Dolphins are mistakenly viewed as ‘fish’ in Japan, so, the animal rights activists are continuously lobbying the legal ban of that unhuman activity. On Wednesday, the London-based organisation Action for Dolphins (AoD) and LIA have launched an unprecedented legal challenge to the slaughter of dolphins in Japan. According to activists, fishermen are routinely violating animal welfare laws and exceeding government-set quotas.

In Japan, dolphin drive hunting is very popular, for local people dolphins are fish but they are animals, mammals that should be protected from human cruelty.

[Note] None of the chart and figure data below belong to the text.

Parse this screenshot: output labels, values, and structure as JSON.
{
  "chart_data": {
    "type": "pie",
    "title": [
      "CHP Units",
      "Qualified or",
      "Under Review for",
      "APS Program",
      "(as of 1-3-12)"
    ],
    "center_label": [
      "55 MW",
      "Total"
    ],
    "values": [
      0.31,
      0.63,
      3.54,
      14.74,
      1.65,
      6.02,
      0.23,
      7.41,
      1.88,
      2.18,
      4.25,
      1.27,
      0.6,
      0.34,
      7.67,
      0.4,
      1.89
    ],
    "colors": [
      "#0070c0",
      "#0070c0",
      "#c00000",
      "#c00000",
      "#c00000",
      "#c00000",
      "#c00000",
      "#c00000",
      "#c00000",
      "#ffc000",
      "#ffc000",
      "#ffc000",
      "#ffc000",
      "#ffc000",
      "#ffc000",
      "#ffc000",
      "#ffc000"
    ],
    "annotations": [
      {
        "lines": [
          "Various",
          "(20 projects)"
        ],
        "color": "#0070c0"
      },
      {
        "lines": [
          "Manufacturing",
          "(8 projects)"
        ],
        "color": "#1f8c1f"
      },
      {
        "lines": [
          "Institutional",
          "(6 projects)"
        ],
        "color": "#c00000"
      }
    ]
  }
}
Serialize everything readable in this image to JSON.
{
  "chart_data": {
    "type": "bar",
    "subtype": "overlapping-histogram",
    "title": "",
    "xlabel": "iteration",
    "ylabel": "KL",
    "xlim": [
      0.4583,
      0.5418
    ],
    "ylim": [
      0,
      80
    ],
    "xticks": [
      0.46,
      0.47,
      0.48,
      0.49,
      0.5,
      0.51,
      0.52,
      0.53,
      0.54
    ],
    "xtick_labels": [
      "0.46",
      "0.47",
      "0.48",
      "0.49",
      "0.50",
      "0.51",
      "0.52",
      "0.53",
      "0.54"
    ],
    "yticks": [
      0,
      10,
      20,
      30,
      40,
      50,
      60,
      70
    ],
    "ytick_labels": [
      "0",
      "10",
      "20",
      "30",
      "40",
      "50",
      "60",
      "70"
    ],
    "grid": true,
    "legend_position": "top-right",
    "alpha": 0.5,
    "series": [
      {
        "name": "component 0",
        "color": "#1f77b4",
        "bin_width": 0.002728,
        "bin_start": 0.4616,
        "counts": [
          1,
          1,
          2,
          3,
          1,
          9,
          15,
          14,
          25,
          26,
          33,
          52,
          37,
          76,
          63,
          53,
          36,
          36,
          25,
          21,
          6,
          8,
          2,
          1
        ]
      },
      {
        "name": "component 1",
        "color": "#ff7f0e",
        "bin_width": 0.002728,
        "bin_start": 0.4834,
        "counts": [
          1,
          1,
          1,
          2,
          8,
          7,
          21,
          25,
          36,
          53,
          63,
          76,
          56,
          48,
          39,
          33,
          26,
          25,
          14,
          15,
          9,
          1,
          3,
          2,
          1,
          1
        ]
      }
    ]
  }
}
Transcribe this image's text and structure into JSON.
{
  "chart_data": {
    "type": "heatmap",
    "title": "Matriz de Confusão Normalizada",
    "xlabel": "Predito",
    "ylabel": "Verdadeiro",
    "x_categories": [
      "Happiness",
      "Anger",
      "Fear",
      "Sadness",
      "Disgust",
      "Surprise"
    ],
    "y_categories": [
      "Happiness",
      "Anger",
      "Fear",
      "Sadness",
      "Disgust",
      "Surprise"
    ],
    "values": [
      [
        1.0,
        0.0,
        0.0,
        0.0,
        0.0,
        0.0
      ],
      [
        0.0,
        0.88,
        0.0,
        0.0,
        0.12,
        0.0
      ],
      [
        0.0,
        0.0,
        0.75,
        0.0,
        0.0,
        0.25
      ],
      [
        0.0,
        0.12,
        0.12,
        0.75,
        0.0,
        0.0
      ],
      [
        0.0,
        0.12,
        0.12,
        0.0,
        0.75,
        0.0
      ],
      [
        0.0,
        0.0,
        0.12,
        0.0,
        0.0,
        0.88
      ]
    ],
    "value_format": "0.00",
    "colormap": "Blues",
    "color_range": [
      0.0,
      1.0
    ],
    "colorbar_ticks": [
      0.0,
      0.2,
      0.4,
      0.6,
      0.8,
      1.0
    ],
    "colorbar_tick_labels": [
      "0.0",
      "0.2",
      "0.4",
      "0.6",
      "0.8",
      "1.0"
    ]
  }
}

“Dolphins are mistakenly viewed as ‘fish’ in Japan, and therefore domestic laws protecting mammals from cruelty have not been applied to them,” claimed Sarah Lucas, AoD CEO reiterated in the official statement.

Wakayama prefecture authorities abuse their powers by allowing Taiji dolphin hunt

While AoD and LIA have launched the legal challenge protecting dolphins’ rights, a prefectural government official declined to comment when contacted by the Guardian, saying it was unaware of the lawsuit.

The allegations made against Yoshinobu Nisaka, the governor of Wakayama prefecture, where Taiji is located, including that he has allegedly abused his power by issuing permits to fishermen who violate Japan’s animal welfare laws and catch quotas.

Some of the dolphins captured at Taiji are killed and their meat sold in supermarkets and restaurants, but the most attractive specimens are spared and sold to aquariums for up to tens of thousands of pounds each, according to Ms Lucas.